The country’s largest private-sector union believes that these low-income earners wouldn’t be the only ones to benefit from an increase in the minimum wage. In a submission to the provincial panel earlier this month, economists with newly created labour giant Unifor argued that better pay at the bottom would have a “trickle-up impact” on higher-paid workers as well.

“There are people in a lot of jobs where the employer sets the wage not at the minimum, but in relation to the minimum,” explains Unifor economist Jim Stanford. “They’re trying to get a certain calibre of worker, a certain level of stability or retention, and to do that they know they have to pay $3 above the minimum, or maybe $5 above.
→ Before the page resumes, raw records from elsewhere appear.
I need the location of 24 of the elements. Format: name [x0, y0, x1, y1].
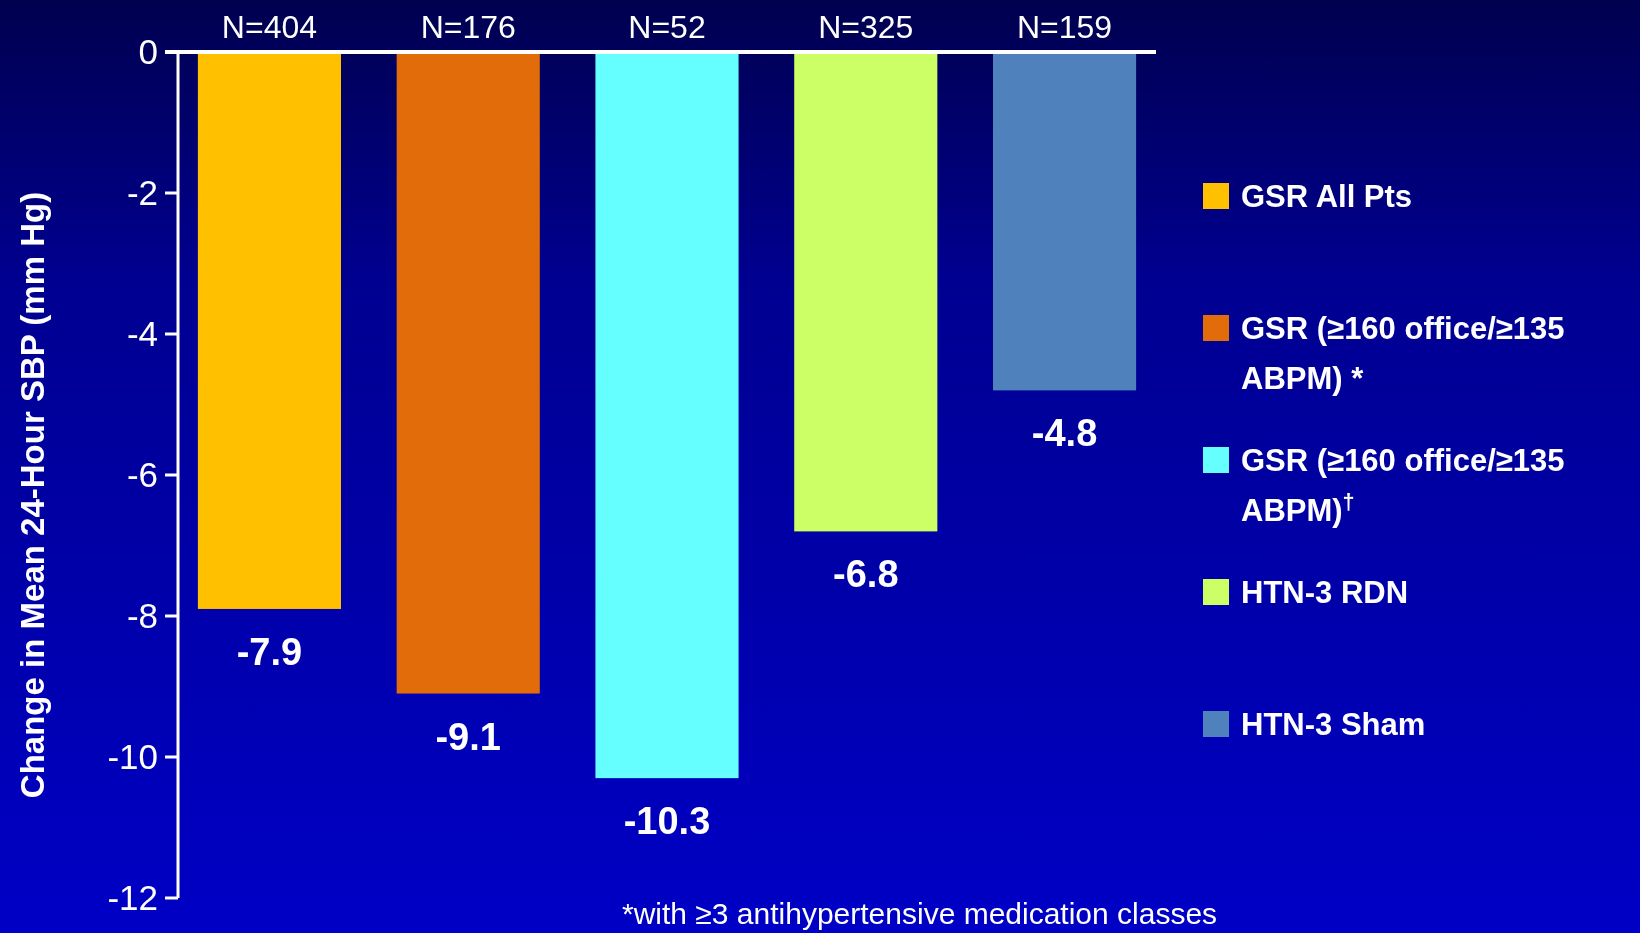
y-tick-label: -6	[126, 455, 158, 495]
annotation: *with ≥3 antihypertensive medication classes	[622, 897, 1218, 930]
data-label: -9.1	[435, 715, 501, 758]
y-tick-label: -2	[126, 173, 158, 213]
y-tick-label: -10	[107, 737, 158, 777]
y-tick-label: -8	[126, 596, 158, 636]
data-label: -4.8	[1031, 412, 1098, 455]
y-tick-label: -4	[126, 314, 158, 354]
x-tick-label: N=325	[818, 9, 914, 45]
x-tick-label: N=404	[221, 9, 318, 45]
y-tick-label: -12	[107, 878, 158, 918]
x-tick-label: N=52	[628, 9, 706, 45]
y-axis-title: Change in Mean 24-Hour SBP (mm Hg)	[14, 191, 51, 799]
y-tick-label: 0	[138, 32, 158, 72]
legend-label: GSR All Pts	[1241, 179, 1413, 215]
x-tick-label: N=176	[420, 9, 516, 45]
data-label: -6.8	[833, 553, 899, 596]
legend-label: GSR (≥160 office/≥135 ABPM)$^{†}$	[1241, 443, 1565, 529]
legend-label: HTN-3 RDN	[1241, 575, 1409, 611]
x-tick-label: N=159	[1016, 9, 1113, 45]
legend-label: HTN-3 Sham	[1241, 707, 1426, 743]
data-label: -10.3	[623, 800, 711, 843]
data-label: -7.9	[236, 630, 303, 673]
legend-label: GSR (≥160 office/≥135 ABPM) *	[1241, 311, 1565, 397]
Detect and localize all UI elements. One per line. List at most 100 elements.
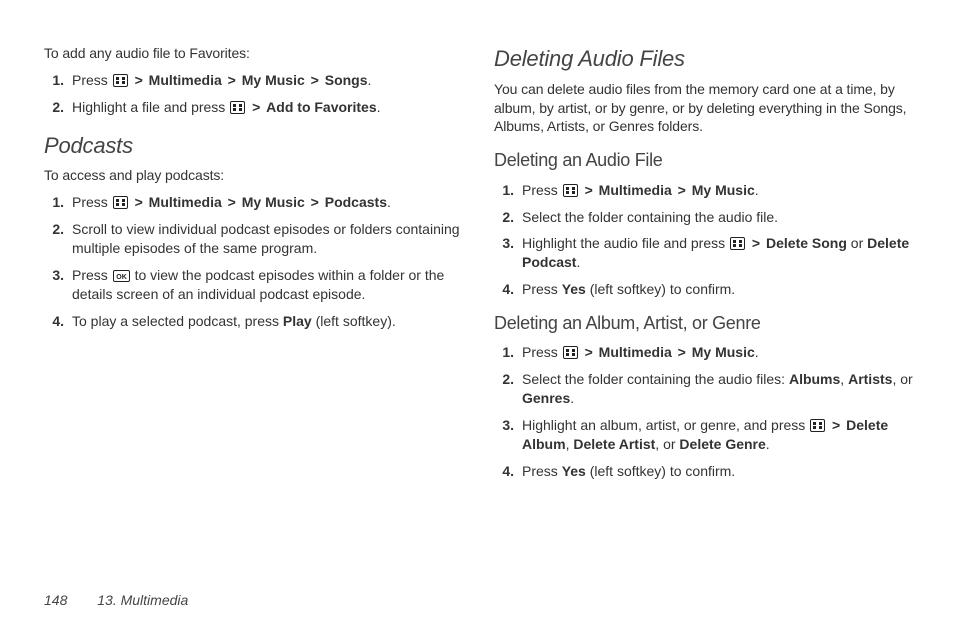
list-item: 4. To play a selected podcast, press Pla… (66, 312, 466, 331)
menu-path-item: Delete Genre (679, 436, 765, 452)
folder-name: Artists (848, 371, 892, 387)
menu-path-item: Delete Artist (573, 436, 655, 452)
list-item: 3. Press OK to view the podcast episodes… (66, 266, 466, 304)
step-number: 4. (44, 312, 64, 331)
step-text: . (377, 99, 381, 115)
step-number: 3. (494, 234, 514, 253)
deleting-intro: You can delete audio files from the memo… (494, 80, 916, 137)
breadcrumb-separator: > (133, 72, 145, 88)
menu-path-item: Multimedia (599, 182, 672, 198)
menu-key-icon (230, 101, 245, 114)
step-text: Press (72, 267, 112, 283)
menu-key-icon (563, 346, 578, 359)
list-item: 3. Highlight an album, artist, or genre,… (516, 416, 916, 454)
step-text: . (570, 390, 574, 406)
step-text: , or (892, 371, 912, 387)
menu-path-item: Delete Song (766, 235, 847, 251)
step-text: Select the folder containing the audio f… (522, 371, 789, 387)
step-text: . (755, 344, 759, 360)
delete-group-heading: Deleting an Album, Artist, or Genre (494, 311, 916, 335)
breadcrumb-separator: > (583, 344, 595, 360)
folder-name: Genres (522, 390, 570, 406)
delete-file-steps: 1. Press > Multimedia > My Music. 2. Sel… (494, 181, 916, 299)
list-item: 2. Select the folder containing the audi… (516, 370, 916, 408)
menu-key-icon (563, 184, 578, 197)
step-text: Press (72, 72, 112, 88)
list-item: 1. Press > Multimedia > My Music > Songs… (66, 71, 466, 90)
menu-path-item: My Music (692, 344, 755, 360)
left-column: To add any audio file to Favorites: 1. P… (44, 44, 466, 489)
step-number: 3. (494, 416, 514, 435)
step-text: To play a selected podcast, press (72, 313, 283, 329)
list-item: 4. Press Yes (left softkey) to confirm. (516, 280, 916, 299)
step-text: Highlight the audio file and press (522, 235, 729, 251)
podcasts-steps: 1. Press > Multimedia > My Music > Podca… (44, 193, 466, 330)
softkey-label: Yes (562, 281, 586, 297)
breadcrumb-separator: > (309, 72, 321, 88)
list-item: 1. Press > Multimedia > My Music. (516, 181, 916, 200)
menu-path-item: Multimedia (149, 72, 222, 88)
deleting-heading: Deleting Audio Files (494, 44, 916, 74)
menu-path-item: My Music (242, 72, 305, 88)
list-item: 2. Scroll to view individual podcast epi… (66, 220, 466, 258)
step-text: . (766, 436, 770, 452)
menu-path-item: Add to Favorites (266, 99, 376, 115)
step-number: 1. (494, 181, 514, 200)
breadcrumb-separator: > (583, 182, 595, 198)
podcasts-intro: To access and play podcasts: (44, 166, 466, 185)
step-text: , or (655, 436, 679, 452)
breadcrumb-separator: > (830, 417, 842, 433)
step-number: 2. (494, 370, 514, 389)
menu-path-item: My Music (242, 194, 305, 210)
breadcrumb-separator: > (226, 194, 238, 210)
step-text: Press (522, 344, 562, 360)
step-number: 4. (494, 280, 514, 299)
menu-key-icon (113, 196, 128, 209)
step-text: Scroll to view individual podcast episod… (72, 221, 460, 256)
step-number: 2. (494, 208, 514, 227)
softkey-label: Play (283, 313, 312, 329)
menu-path-item: Podcasts (325, 194, 387, 210)
podcasts-heading: Podcasts (44, 131, 466, 161)
page-number: 148 (44, 592, 67, 608)
list-item: 2. Highlight a file and press > Add to F… (66, 98, 466, 117)
two-column-layout: To add any audio file to Favorites: 1. P… (44, 44, 916, 489)
right-column: Deleting Audio Files You can delete audi… (494, 44, 916, 489)
step-number: 4. (494, 462, 514, 481)
page-footer: 148 13. Multimedia (44, 592, 188, 608)
menu-path-item: Multimedia (149, 194, 222, 210)
step-text: Highlight an album, artist, or genre, an… (522, 417, 809, 433)
breadcrumb-separator: > (676, 344, 688, 360)
step-text: . (368, 72, 372, 88)
step-text: Select the folder containing the audio f… (522, 209, 778, 225)
step-text: . (387, 194, 391, 210)
list-item: 3. Highlight the audio file and press > … (516, 234, 916, 272)
step-text: (left softkey). (312, 313, 396, 329)
breadcrumb-separator: > (133, 194, 145, 210)
step-number: 1. (44, 71, 64, 90)
delete-file-heading: Deleting an Audio File (494, 148, 916, 172)
step-number: 2. (44, 98, 64, 117)
ok-key-icon: OK (113, 270, 130, 282)
menu-path-item: Songs (325, 72, 368, 88)
manual-page: To add any audio file to Favorites: 1. P… (0, 0, 954, 636)
step-text: Press (522, 463, 562, 479)
breadcrumb-separator: > (250, 99, 262, 115)
favorites-intro: To add any audio file to Favorites: (44, 44, 466, 63)
breadcrumb-separator: > (309, 194, 321, 210)
softkey-label: Yes (562, 463, 586, 479)
step-text: . (576, 254, 580, 270)
step-text: (left softkey) to confirm. (586, 463, 735, 479)
menu-key-icon (730, 237, 745, 250)
list-item: 1. Press > Multimedia > My Music > Podca… (66, 193, 466, 212)
step-text: (left softkey) to confirm. (586, 281, 735, 297)
list-item: 4. Press Yes (left softkey) to confirm. (516, 462, 916, 481)
breadcrumb-separator: > (226, 72, 238, 88)
step-text: , (840, 371, 848, 387)
step-number: 1. (494, 343, 514, 362)
menu-path-item: My Music (692, 182, 755, 198)
step-number: 1. (44, 193, 64, 212)
list-item: 2. Select the folder containing the audi… (516, 208, 916, 227)
chapter-title: 13. Multimedia (97, 592, 188, 608)
step-number: 3. (44, 266, 64, 285)
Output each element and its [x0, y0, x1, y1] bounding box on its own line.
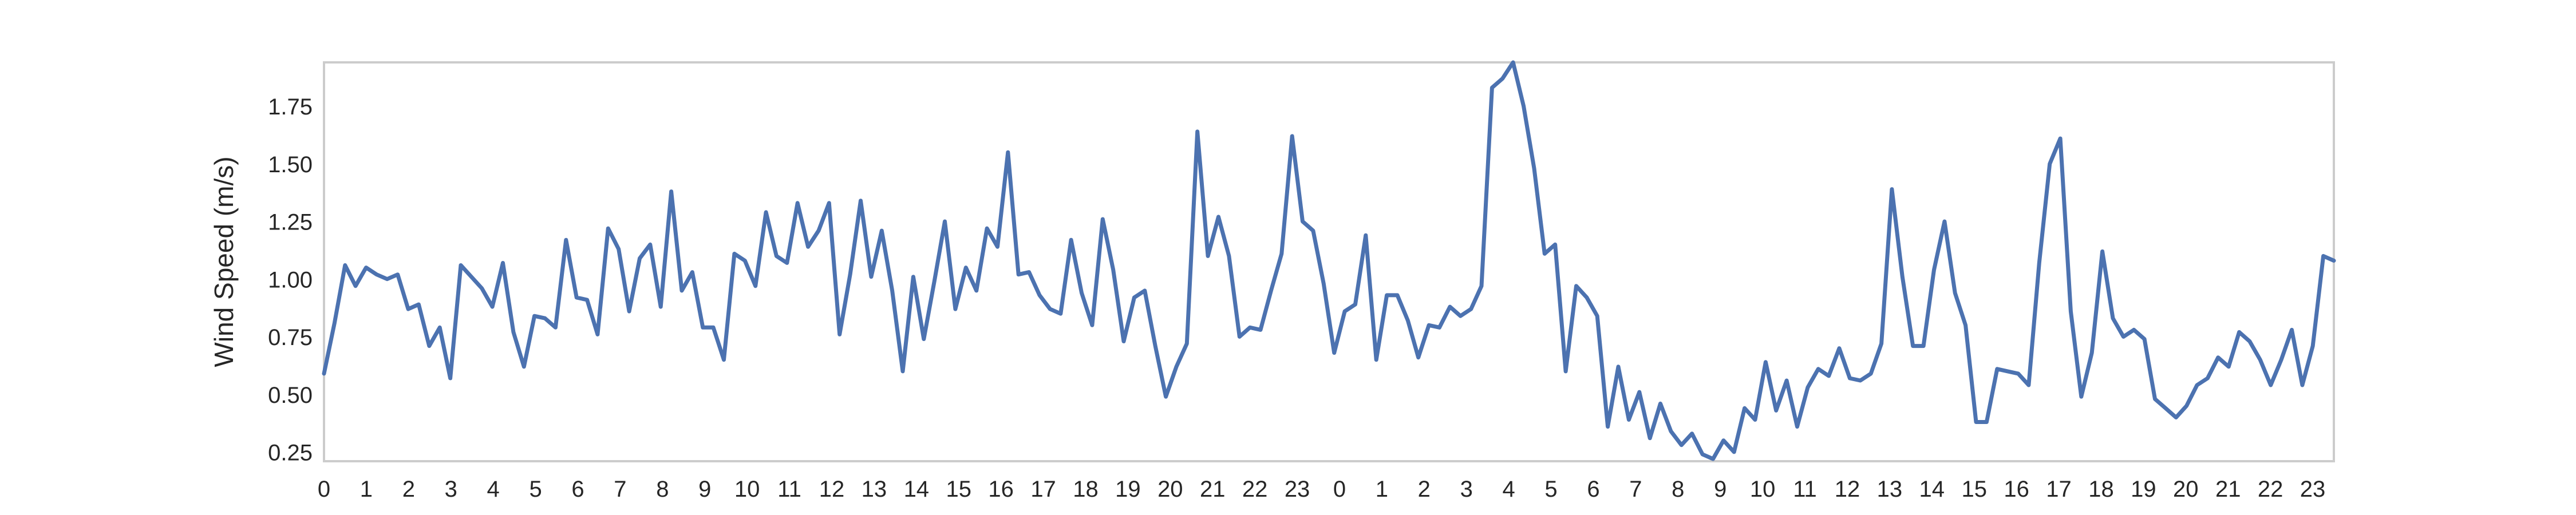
x-tick-label: 12 [1835, 477, 1860, 502]
x-tick-label: 19 [1115, 477, 1141, 502]
y-tick-label: 0.25 [268, 440, 313, 465]
x-tick-label: 20 [2173, 477, 2199, 502]
x-tick-label: 7 [1629, 477, 1642, 502]
x-tick-label: 6 [1587, 477, 1599, 502]
x-tick-label: 16 [988, 477, 1014, 502]
x-tick-label: 10 [1750, 477, 1776, 502]
x-tick-label: 4 [1503, 477, 1515, 502]
x-tick-label: 19 [2131, 477, 2156, 502]
x-tick-label: 0 [1333, 477, 1346, 502]
x-tick-label: 16 [2004, 477, 2029, 502]
y-axis-title: Wind Speed (m/s) [209, 156, 239, 367]
x-tick-label: 8 [656, 477, 669, 502]
x-tick-label: 22 [1242, 477, 1268, 502]
x-tick-label: 7 [614, 477, 626, 502]
x-tick-label: 13 [862, 477, 887, 502]
y-tick-label: 1.00 [268, 267, 313, 292]
x-tick-label: 18 [2088, 477, 2114, 502]
x-tick-label: 21 [2215, 477, 2241, 502]
x-tick-label: 3 [1460, 477, 1473, 502]
x-tick-label: 14 [904, 477, 930, 502]
x-tick-label: 9 [1714, 477, 1726, 502]
series-line [322, 60, 2336, 461]
y-axis-ticks: 0.25 0.50 0.75 1.00 1.25 1.50 1.75 [268, 94, 313, 465]
x-tick-label: 14 [1919, 477, 1945, 502]
x-axis-ticks: 0 1 2 3 4 5 6 7 8 9 10 11 12 13 14 15 16 17 18 19 20 21 22 23 0 1… [318, 477, 2325, 502]
x-tick-label: 15 [1961, 477, 1987, 502]
x-tick-label: 5 [529, 477, 542, 502]
x-tick-label: 20 [1157, 477, 1183, 502]
y-tick-label: 1.25 [268, 210, 313, 235]
x-tick-label: 4 [487, 477, 500, 502]
x-tick-label: 10 [734, 477, 760, 502]
x-tick-label: 5 [1544, 477, 1557, 502]
y-tick-label: 0.75 [268, 325, 313, 350]
x-tick-label: 12 [819, 477, 845, 502]
y-tick-label: 1.50 [268, 152, 313, 177]
x-tick-label: 17 [1030, 477, 1056, 502]
plot-frame [323, 61, 2335, 462]
y-tick-label: 0.50 [268, 383, 313, 408]
x-tick-label: 13 [1877, 477, 1903, 502]
x-tick-label: 18 [1073, 477, 1099, 502]
x-tick-label: 1 [360, 477, 373, 502]
x-tick-label: 1 [1376, 477, 1388, 502]
x-tick-label: 2 [402, 477, 415, 502]
x-tick-label: 8 [1672, 477, 1684, 502]
x-tick-label: 17 [2046, 477, 2072, 502]
x-tick-label: 23 [2300, 477, 2326, 502]
x-tick-label: 2 [1418, 477, 1431, 502]
x-tick-label: 3 [445, 477, 457, 502]
x-tick-label: 22 [2258, 477, 2283, 502]
x-tick-label: 23 [1285, 477, 1310, 502]
x-tick-label: 6 [571, 477, 584, 502]
x-tick-label: 11 [1793, 477, 1817, 502]
x-tick-label: 15 [946, 477, 971, 502]
x-tick-label: 21 [1200, 477, 1226, 502]
x-tick-label: 9 [698, 477, 711, 502]
x-tick-label: 0 [318, 477, 330, 502]
x-tick-label: 11 [777, 477, 801, 502]
y-tick-label: 1.75 [268, 94, 313, 120]
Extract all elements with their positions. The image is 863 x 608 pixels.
So those workers will get a raise as well whenever the minimum wage goes up.”

Stanford says an across-the-board pay raise would help counteract one of the most detrimental after-effects of the 2008 downturn. Although economies across North America are recovering, he argues, most of the jobs coming back are low-paid positions in service and retail sectors. Frustration with these so-called McJobs led to unprecedented strike action by U.S. fast food workers in August.

“We’re seeing a labour market that is increasingly producing lousy jobs: low-wage jobs, precarious jobs, part-time jobs, contract jobs,” Stanford says. “It’s not going to get any better unless we put in place rules and structures to force it to get better.”

Armine Yalnizyan, senior economist at the Canadian Centre for Policy Alternatives, believes Queen’s Park has no choice but to raise the minimum wage – it’s just a matter of when and by how much. She contends that doing so would benefit employers as well as employees. Simply put, if workers make more, they will buy more, she says.

“It’s often said that businesses create jobs. Well, in fact, it’s consumers who create jobs,” Yalnizyan says. “If you raise the minimum wage, then [workers] will have more purchasing power. That is primarily what propels our economy.”

“If you keep throttling purchasing power, particularly of the people who are buying the cheapest stuff out there, you’re going to lose your sales. It’s that simple,” she says.

The Retail Council of Canada declined to comment for this article. But the Ontario Chamber of Commerce, while cautioning against sudden jumps in the minimum wage, supports tying it to the Consumer Price Index in order to keep pace with inflation.

That would “bring predictability to the process” and “allow businesses to plan for increases in their labour costs,” said OCC president Allan O’Dette in a release last week.

Outside Dufferin Mall on Saturday, the colourful logo of low-wage retailer Toys “R” Us in the background, Estina Sebastien gets emotional when she talks about struggling to make ends meet on $10.25 an hour. She put herself through a year of schooling to earn her certification as a personal support worker, but she has only been able to find part-time work and now splits her time between two temp agencies.

“I’m almost in tears now because it’s depressing. Living like this, people will tell you that they can suffer from mental health issues,” says Sebastien, who immigrated to Canada six years ago and has two children aged 16 and 20. “My choice is to deny myself everything. I make do with the basic bare things in order to give my children.”

Sebastien’s friend Julia McDonald is in a similarly tough place. She does factory work, and she says it’s a strain even for a single person like her to survive on a stagnant minimum wage when the price of daily necessities continues to rise.

“It’s ridiculous, because every year the landlord increases the rent, TTC increases its fare,” she says. “You can’t even afford to buy groceries.”


TOP FIVE REASONS FOR A MINIMUM WAGE BOOST

1. Minimum wages have been frozen for three years at $10.25 per hour while consumer prices have increased by over 7 per cent.

2. Relative to average wages and average hourly productivity, minimum wages are significantly lower today than they were in the 70s.

3. Almost half of all employees in the GTA work at precarious jobs with irregular and inadequate hours.

4. The living wage benchmark for a family of four in Ontario is two full-time breadwinners earning $18 an hour.

5. An increase will generate more spending power and economic growth.